Following a 50-year legal battle, the founding member of Creedence Clearwater Revival now owns the global publishing rights to the iconic rock band’s songs.
It came after Mr Fogerty, 77, bought a majority stake in the rights to the band’s catalogue from Concord Records, which has owned the rights since 2004.
“As of January this year, I own my own songs again,” he wrote on Twitter.
“This is something I thought would never be a possibility. After 50 years, I am finally reunited with my songs.”
Mr Fogerty owns the rights to his solo material, but his new majority interest gives him control – for the first time – over 65 Creedence Clearwater Revival copyrights, including hits like Bad Moon Rising, Have You Ever Seen The Rain, Proud Mary and Fortunate Son.
The rocker founded the group in 1968, alongside his older brother Tom, Doug Clifford and Stu Cook, and was its lead singer, lead guitarist and principal songwriter.
The California-born quartet notched nine top-10 singles and five top-10 albums on the Billboard charts, reportedly even besting the Beatles in album sales in the year 1969.
They disbanded in 1972 and were inducted into the Rock and Roll Hall of Fame in 1993.
But decades of its frontman’s life have been dominated by the protracted dispute that began after late music mogul Saul Zaentz signed a teenage Mr Fogerty and his group to his Fantasy Records label in the mid-1960s.
Fantasy owned the group’s distribution and publishing rights.
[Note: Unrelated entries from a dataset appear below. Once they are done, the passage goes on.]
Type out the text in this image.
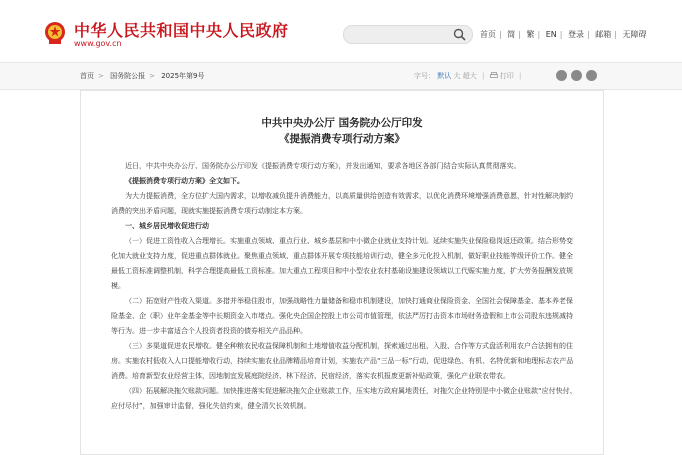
中华人民共和国中央人民政府
www.gov.cn
首页 | 简 | 繁 | EN | 登录 | 邮箱 | 无障碍
首页 > 国务院公报 > 2025年第9号	字号： 默认 大 超大 | 打印 |
中共中央办公厅 国务院办公厅印发
《提振消费专项行动方案》

近日，中共中央办公厅、国务院办公厅印发《提振消费专项行动方案》，并发出通知，要求各地区各部门结合实际认真贯彻落实。

《提振消费专项行动方案》全文如下。

为大力提振消费，全方位扩大国内需求，以增收减负提升消费能力，以高质量供给创造有效需求，以优化消费环境增强消费意愿，针对性解决制约消费的突出矛盾问题，现就实施提振消费专项行动制定本方案。

一、城乡居民增收促进行动

（一）促进工资性收入合理增长。实施重点领域、重点行业、城乡基层和中小微企业就业支持计划。延续实施失业保险稳岗返还政策。结合形势变化加大就业支持力度，促进重点群体就业。聚焦重点领域、重点群体开展专项技能培训行动，健全多元化投入机制，做好职业技能等级评价工作。健全最低工资标准调整机制，科学合理提高最低工资标准。加大重点工程项目和中小型农业农村基础设施建设领域以工代赈实施力度，扩大劳务报酬发放规模。

（二）拓宽财产性收入渠道。多措并举稳住股市，加强战略性力量储备和稳市机制建设，加快打通商业保险资金、全国社会保障基金、基本养老保险基金、企（职）业年金基金等中长期资金入市堵点。强化央企国企控股上市公司市值管理，依法严厉打击资本市场财务造假和上市公司股东违规减持等行为。进一步丰富适合个人投资者投资的债券相关产品品种。

（三）多渠道促进农民增收。健全种粮农民收益保障机制和土地增值收益分配机制，探索通过出租、入股、合作等方式盘活利用农户合法拥有的住房。实施农村低收入人口提能增收行动，持续实施农业品牌精品培育计划，实施农产品“三品一标”行动，促进绿色、有机、名特优新和地理标志农产品消费。培育新型农业经营主体，因地制宜发展庭院经济、林下经济、民宿经济，落实农机报废更新补贴政策，强化产业联农带农。

（四）拓展解决拖欠账款问题。加快推进落实促进解决拖欠企业账款工作，压实地方政府属地责任，对拖欠企业特别是中小微企业账款“应付快付、应付尽付”，加强审计监督，强化失信约束，健全清欠长效机制。
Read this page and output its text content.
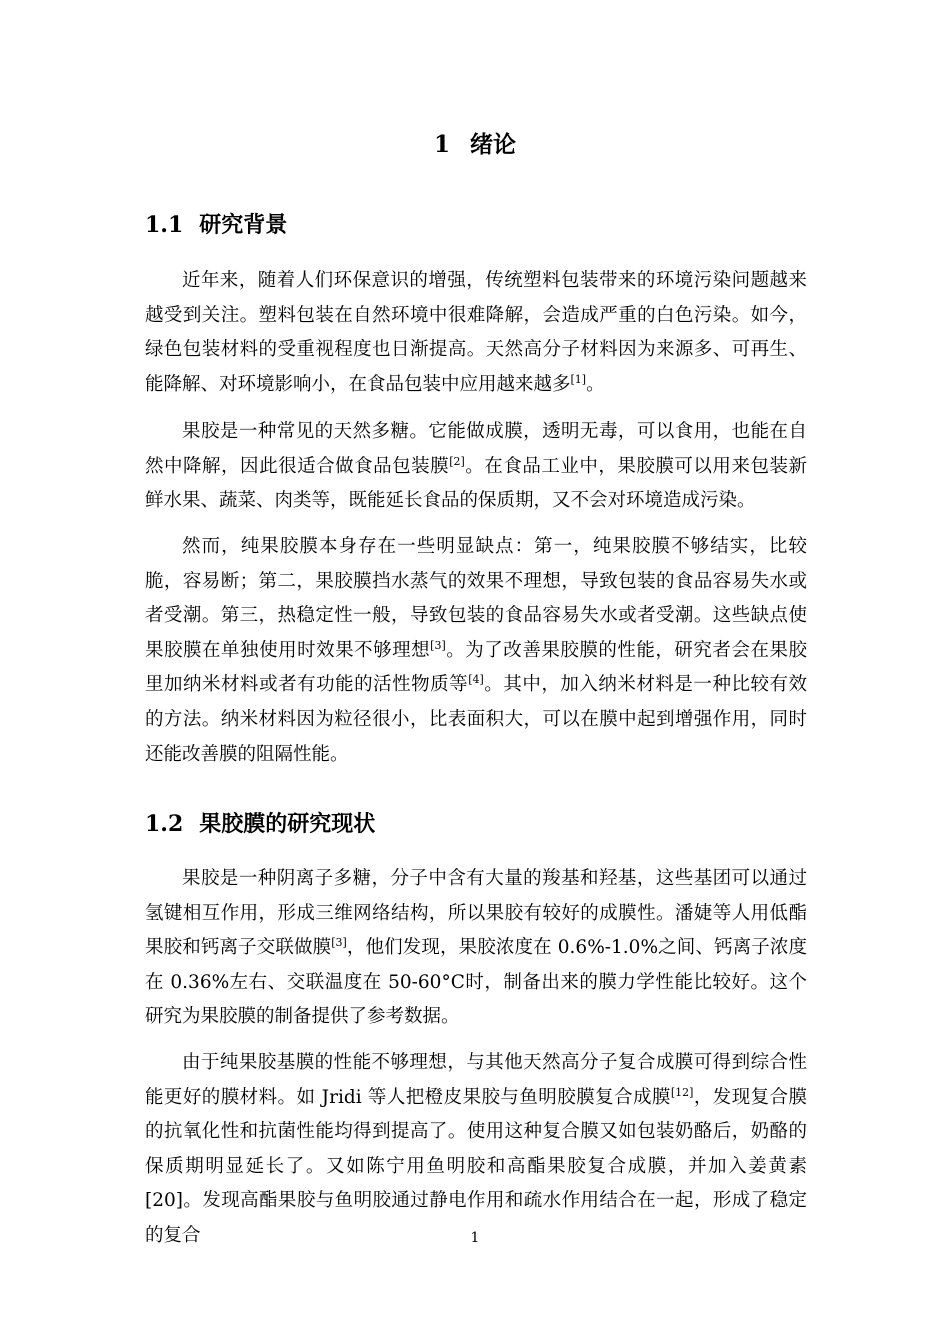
1 绪论
1.1 研究背景

近年来，随着人们环保意识的增强，传统塑料包装带来的环境污染问题越来越受到关注。塑料包装在自然环境中很难降解，会造成严重的白色污染。如今，绿色包装材料的受重视程度也日渐提高。天然高分子材料因为来源多、可再生、能降解、对环境影响小，在食品包装中应用越来越多[1]。

果胶是一种常见的天然多糖。它能做成膜，透明无毒，可以食用，也能在自然中降解，因此很适合做食品包装膜[2]。在食品工业中，果胶膜可以用来包装新鲜水果、蔬菜、肉类等，既能延长食品的保质期，又不会对环境造成污染。

然而，纯果胶膜本身存在一些明显缺点：第一，纯果胶膜不够结实，比较脆，容易断；第二，果胶膜挡水蒸气的效果不理想，导致包装的食品容易失水或者受潮。第三，热稳定性一般，导致包装的食品容易失水或者受潮。这些缺点使果胶膜在单独使用时效果不够理想[3]。为了改善果胶膜的性能，研究者会在果胶里加纳米材料或者有功能的活性物质等[4]。其中，加入纳米材料是一种比较有效的方法。纳米材料因为粒径很小，比表面积大，可以在膜中起到增强作用，同时还能改善膜的阻隔性能。

1.2 果胶膜的研究现状

果胶是一种阴离子多糖，分子中含有大量的羧基和羟基，这些基团可以通过氢键相互作用，形成三维网络结构，所以果胶有较好的成膜性。潘婕等人用低酯果胶和钙离子交联做膜[3]，他们发现，果胶浓度在 0.6%-1.0%之间、钙离子浓度在 0.36%左右、交联温度在 50-60°C时，制备出来的膜力学性能比较好。这个研究为果胶膜的制备提供了参考数据。

由于纯果胶基膜的性能不够理想，与其他天然高分子复合成膜可得到综合性能更好的膜材料。如 Jridi 等人把橙皮果胶与鱼明胶膜复合成膜[12]，发现复合膜的抗氧化性和抗菌性能均得到提高了。使用这种复合膜又如包装奶酪后，奶酪的保质期明显延长了。又如陈宁用鱼明胶和高酯果胶复合成膜，并加入姜黄素[20]。发现高酯果胶与鱼明胶通过静电作用和疏水作用结合在一起，形成了稳定的复合	1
Mr Fogerty, who traded insults and lawsuits with Zaentz, also claims he lost money because the label misled him with bad investments and absorbed his earnings from royalties.
The label was sold to Concord in 2004, which quickly reinstated – and increased – the royalties Mr Fogerty had not received in some 25 years.
The company’s recently announced deal with the musician comes at an undisclosed sum. It will see Concord retain the CCR master recordings already in its catalogue and continue to administer Mr Fogerty’s share of the catalogue for an unspecified amount of time.
“I’m the dad [of these songs]. I created them,” the rocker told Billboard on Thursday. “They never should have been taken away in the first place.”